Gabriel Paquette
Gabriel Paquette is Professor of History at the University of Maine. His research explores aspects of European, Latin American, and International History.
Paquette’s first book (2008) analyzes the intellectual origins of the reform program undertaken by the Spanish Crown in the Spain and Spanish America during the second half of the eighteenth century. His second book (2013) is a history of the Portuguese Atlantic World, c. 1770-1850, focusing on the independence of Brazil. His third book (2019) is a synthetic and synoptic history of the Western European “seaborne” empires in the seventeenth and eighteenth centuries.
Paquette has edited or co-edited books and thematic issues of scholarly journals on the following subjects: late eighteenth-century enlightened reform (2009); European-Latin American relations in the nineteenth century (2013); connections between Romanticism and Liberalism (2015); a new translation of an important text in the history of political and economic thought (Jovellanos’s 1795 Report on the Agrarian Law) (2016); and Spain’s involvement in the American Revolution (2020).
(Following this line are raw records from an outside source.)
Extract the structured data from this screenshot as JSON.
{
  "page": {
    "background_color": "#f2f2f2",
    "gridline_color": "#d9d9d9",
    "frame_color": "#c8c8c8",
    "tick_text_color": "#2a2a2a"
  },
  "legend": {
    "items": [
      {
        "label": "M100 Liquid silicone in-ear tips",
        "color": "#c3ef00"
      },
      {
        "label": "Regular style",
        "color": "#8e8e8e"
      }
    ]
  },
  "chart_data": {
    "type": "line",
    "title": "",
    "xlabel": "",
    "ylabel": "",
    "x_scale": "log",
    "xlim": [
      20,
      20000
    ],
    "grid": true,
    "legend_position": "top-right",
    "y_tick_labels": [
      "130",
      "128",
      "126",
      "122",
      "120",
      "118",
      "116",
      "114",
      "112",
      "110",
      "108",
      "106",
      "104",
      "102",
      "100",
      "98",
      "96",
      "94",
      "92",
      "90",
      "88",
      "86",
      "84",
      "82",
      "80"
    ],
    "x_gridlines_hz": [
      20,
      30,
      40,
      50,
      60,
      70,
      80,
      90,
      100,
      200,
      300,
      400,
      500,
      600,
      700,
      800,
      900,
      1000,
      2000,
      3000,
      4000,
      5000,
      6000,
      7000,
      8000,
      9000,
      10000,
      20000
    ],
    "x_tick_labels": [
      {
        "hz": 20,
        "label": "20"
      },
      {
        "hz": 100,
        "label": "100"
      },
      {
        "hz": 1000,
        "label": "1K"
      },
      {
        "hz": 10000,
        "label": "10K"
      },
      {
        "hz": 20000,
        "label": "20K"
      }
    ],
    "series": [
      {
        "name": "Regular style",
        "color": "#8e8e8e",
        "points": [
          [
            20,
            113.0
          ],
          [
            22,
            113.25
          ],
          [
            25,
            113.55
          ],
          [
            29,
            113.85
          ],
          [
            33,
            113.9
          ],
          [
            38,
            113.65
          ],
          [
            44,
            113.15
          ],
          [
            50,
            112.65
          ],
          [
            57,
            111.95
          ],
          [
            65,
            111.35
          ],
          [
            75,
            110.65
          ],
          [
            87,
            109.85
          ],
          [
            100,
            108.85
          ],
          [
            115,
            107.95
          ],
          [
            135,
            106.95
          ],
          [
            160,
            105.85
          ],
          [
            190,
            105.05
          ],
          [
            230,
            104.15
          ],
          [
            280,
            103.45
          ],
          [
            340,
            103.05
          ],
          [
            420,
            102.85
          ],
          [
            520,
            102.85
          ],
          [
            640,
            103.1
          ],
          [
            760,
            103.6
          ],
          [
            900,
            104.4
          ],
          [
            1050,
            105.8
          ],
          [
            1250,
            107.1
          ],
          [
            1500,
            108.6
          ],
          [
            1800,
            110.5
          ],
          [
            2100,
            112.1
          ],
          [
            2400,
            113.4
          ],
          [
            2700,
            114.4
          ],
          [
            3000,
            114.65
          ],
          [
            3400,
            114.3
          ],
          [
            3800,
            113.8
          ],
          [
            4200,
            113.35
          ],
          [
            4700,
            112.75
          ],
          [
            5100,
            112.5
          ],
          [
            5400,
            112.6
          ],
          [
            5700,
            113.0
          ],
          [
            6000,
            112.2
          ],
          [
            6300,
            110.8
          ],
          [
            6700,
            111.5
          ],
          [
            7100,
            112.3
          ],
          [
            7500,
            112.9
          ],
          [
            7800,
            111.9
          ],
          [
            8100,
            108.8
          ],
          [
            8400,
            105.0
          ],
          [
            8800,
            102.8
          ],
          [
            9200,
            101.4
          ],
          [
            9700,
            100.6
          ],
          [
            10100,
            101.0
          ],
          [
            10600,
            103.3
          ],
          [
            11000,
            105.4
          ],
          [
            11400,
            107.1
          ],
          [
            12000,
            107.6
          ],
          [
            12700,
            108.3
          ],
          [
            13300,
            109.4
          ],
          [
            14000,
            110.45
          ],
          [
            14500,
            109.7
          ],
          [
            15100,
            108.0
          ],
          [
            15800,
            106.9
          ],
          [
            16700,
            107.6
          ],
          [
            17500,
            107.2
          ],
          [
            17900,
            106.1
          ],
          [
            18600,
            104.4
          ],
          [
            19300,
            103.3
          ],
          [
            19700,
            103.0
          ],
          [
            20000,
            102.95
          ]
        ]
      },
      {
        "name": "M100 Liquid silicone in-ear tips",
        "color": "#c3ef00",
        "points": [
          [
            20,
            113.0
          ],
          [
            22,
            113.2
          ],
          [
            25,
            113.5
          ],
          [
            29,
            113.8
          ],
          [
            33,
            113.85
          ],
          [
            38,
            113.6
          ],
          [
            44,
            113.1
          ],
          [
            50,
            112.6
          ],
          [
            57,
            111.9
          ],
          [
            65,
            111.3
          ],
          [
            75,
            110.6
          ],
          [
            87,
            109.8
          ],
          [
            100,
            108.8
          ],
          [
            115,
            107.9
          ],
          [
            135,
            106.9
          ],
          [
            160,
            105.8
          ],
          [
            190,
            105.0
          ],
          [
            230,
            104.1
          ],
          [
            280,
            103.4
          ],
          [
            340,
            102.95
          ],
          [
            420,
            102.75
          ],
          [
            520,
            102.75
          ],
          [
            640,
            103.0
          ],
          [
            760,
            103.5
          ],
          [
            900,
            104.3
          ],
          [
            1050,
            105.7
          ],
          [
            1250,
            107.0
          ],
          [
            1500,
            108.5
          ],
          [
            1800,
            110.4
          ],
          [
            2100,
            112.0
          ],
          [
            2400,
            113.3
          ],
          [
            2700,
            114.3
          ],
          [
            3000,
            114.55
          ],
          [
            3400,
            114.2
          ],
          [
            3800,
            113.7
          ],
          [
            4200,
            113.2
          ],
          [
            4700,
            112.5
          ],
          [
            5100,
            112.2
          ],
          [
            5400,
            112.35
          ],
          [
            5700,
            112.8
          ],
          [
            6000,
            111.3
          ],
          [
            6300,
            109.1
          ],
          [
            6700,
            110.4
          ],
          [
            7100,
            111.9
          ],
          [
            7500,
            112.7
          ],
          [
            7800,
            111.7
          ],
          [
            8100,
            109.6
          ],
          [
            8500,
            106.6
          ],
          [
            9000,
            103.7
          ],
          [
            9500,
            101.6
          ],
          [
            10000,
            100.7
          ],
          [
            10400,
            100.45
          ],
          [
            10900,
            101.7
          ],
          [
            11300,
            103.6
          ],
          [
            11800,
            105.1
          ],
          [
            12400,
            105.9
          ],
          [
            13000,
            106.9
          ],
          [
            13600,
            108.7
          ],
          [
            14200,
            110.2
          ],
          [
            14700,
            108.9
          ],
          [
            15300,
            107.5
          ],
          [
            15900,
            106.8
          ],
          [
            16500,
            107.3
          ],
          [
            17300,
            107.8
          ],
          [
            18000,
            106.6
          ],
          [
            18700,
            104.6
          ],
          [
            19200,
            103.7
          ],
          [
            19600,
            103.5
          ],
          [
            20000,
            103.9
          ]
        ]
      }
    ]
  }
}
His articles have appeared in numerous journals, including Historical Journal, English Historical Review, Journal of Latin American Studies, European History Quarterly, and History of European Ideas. Paquette also contributes semi-regularly to publications aimed at a wider audience, including Chronicle of Higher Education, The Times Literary Supplement, History Today, Inside Higher Ed, Times Higher Education, The Guardian, Público, and the Revista de Occidente.
Paquette holds a Ph.D. from the University of Cambridge. Before joining UMaine in 2023 as Associate Provost for Academic Affairs and Faculty Development, he held a variety of research, teaching and administrative leadership positions at Oregon, Johns Hopkins, Cambridge, Harvard, and Wesleyan.